MANDALAY (UCAN): Ethnic minority groups in the Union of Myanmar have always regarded Aung San Suu Kyi, the state counsellor of the nation, as having little interest in their fate, so they believe the challenge of bringing peace to their country necessitates she develop a new concern.

On January 15 she met with four bishops from the Kachin and Shan states in the north of the country to discuss prospects for peace in the volatile area, which has seen many decades of conflict between the military and armed ethnic armed groups.

Bishop Philip Lasap Za Hawng, from of Lashio, Bishop Francis Daw Tang, from Myitkyina, Bishop Raymond Sumlut Gam, from Banmaw and the retired Archbishop Paul Zinghtung Grawng, who is Kachin and came from Myitkyina to become archbishop of Mandalay, attended a meeting at Suu Kyi’s residence in Naypyidaw.

The bishops discussed the situation in Kachin and Shan states, which have been a hotbed of violence and seen hundreds of thousands of people displaced for almost a decade.

Since August last year, the military has been conducting an offensive in the Kachin state using airstrikes and heavy artillery, resulting in thousands more fleeing their homes near Laiza, the headquarters of the Kachin Independence Army.

Bishop Gam reported that the bishops told Suu Kyi how the continued fighting is further destabilising efforts to bring peace to the country.

“We stressed how the fighting leads to more displaced people, insecurity and difficulty dispensing humanitarian assistance, so we appealed to Suu Kyi to help reduce sporadic fighting in ethnic areas,” Bishop Gam said.
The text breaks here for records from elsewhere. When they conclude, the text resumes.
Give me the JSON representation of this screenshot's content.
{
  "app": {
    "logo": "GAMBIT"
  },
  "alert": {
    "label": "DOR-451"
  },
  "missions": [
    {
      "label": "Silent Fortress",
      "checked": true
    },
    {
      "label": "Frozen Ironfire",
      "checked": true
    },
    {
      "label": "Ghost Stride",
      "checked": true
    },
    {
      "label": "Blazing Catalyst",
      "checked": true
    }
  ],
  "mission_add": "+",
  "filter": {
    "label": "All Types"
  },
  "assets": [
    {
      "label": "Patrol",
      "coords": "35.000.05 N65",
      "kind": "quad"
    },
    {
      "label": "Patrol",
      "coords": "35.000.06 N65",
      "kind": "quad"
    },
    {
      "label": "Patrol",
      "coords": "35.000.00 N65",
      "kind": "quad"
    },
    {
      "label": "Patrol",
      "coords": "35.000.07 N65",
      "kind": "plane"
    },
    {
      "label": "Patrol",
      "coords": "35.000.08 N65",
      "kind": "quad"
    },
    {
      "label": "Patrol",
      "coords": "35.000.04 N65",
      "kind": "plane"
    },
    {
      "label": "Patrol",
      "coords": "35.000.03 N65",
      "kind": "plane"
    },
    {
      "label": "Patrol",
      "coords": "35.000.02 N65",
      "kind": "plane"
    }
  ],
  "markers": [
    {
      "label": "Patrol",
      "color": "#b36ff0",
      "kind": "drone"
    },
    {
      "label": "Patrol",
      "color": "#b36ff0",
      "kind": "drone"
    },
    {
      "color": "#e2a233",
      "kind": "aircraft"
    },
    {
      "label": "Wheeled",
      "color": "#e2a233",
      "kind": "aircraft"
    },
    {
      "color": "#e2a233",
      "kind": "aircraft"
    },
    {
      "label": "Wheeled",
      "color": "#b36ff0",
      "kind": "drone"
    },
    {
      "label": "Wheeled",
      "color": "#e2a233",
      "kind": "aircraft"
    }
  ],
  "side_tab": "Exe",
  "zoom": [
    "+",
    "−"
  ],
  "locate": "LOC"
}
Bishop Hawng said he is concerned for the safety of civilians, as shells have landed near camps for internally displaced people.

The bishops reported that they told Suu Kyi the Church supported her Panglong Peace Conference and that all the people of Myanmar, including the Kachin and the Shan, long for a durable peace.
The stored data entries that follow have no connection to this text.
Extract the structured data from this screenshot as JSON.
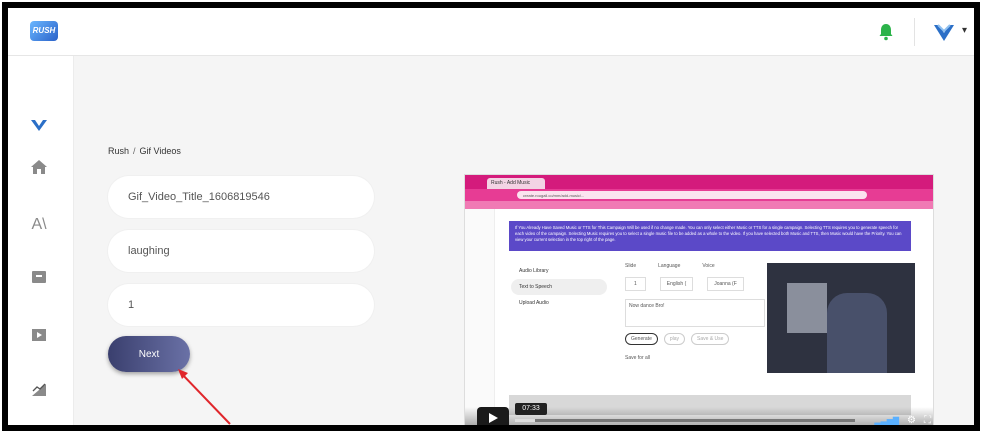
{
  "app": {
    "logo_text": "RUSH"
  },
  "header": {
    "bell_color": "#2cb34a",
    "brand_color": "#2b6fc7"
  },
  "sidebar": {
    "items": [
      {
        "icon": "brand-v-icon"
      },
      {
        "icon": "home-icon"
      },
      {
        "icon": "font-icon"
      },
      {
        "icon": "archive-icon"
      },
      {
        "icon": "video-icon"
      },
      {
        "icon": "analytics-icon"
      }
    ]
  },
  "breadcrumb": {
    "root": "Rush",
    "separator": "/",
    "current": "Gif Videos"
  },
  "form": {
    "title_value": "Gif_Video_Title_1606819546",
    "tag_value": "laughing",
    "count_value": "1",
    "next_label": "Next"
  },
  "video": {
    "time": "07:33",
    "progress": 0.06,
    "tab_title": "Rush - Add Music",
    "url": "create.rougall.co/mm/add-music/...",
    "notice": "If You Already Have Saved Music or TTS for This Campaign Will be used if no change made. You can only select either Music or TTS for a single campaign. Selecting TTS requires you to generate speech for each video of the campaign. Selecting Music requires you to select a single music file to be added as a whole to the video. If you have selected both Music and TTS, then Music would have the Priority. You can view your current selection in the top right of the page.",
    "menu": [
      "Audio Library",
      "Text to Speech",
      "Upload Audio"
    ],
    "form_labels": {
      "slide": "Slide",
      "language": "Language",
      "voice": "Voice",
      "language_value": "English (",
      "voice_value": "Joanna (F",
      "slide_value": "1",
      "text": "Now dance Bro!"
    },
    "buttons": [
      "Generate",
      "play",
      "Save & Use"
    ],
    "save_all": "Save for all"
  }
}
The peace process is a priority for the Nobel Peace Prize laureate, who initiated the conference that was held in August to begin ending decades of internal conflict.

“Suu Kyi also appealed to us to tell the people to have patience with the transition to democracy and to have trust and confidence in the groups pursuing peace,” Bishop Gam noted.

She told the bishops that all stakeholders would need to take a calculated risk in entering the peace process to end the decades-long fighting.

Archbishop Grawng commented that both sides—the military and ethnic armed groups—need to sit at the negotiation table instead of clinging to their own demands.

The renewed fighting is also a blow to Suu Kyi’s government, as the next round table of her peace initiative is scheduled for February this year.

The Nobel laureate has pledged to end hostilities in the country, which has been bedeviled with conflict for nearly 70 years.

Win Htein, from the ruling National League for Democracy Party, said Suu Kyi will be pushing for peace no matter what challenges she faces.

“We need the military cooperation, as it is the key player and its collaboration will speed up the peace process,” Win Htein explained.

Observers say the military remains powerful in the civilian-led government and has taken up the recent offensive to put pressure on Kachin fighters to sign a ceasefire agreement.

Sporadic fighting has occurred between the military and the Kachin Independence Army since 2011, which has forced about 100,000 people out of their homes.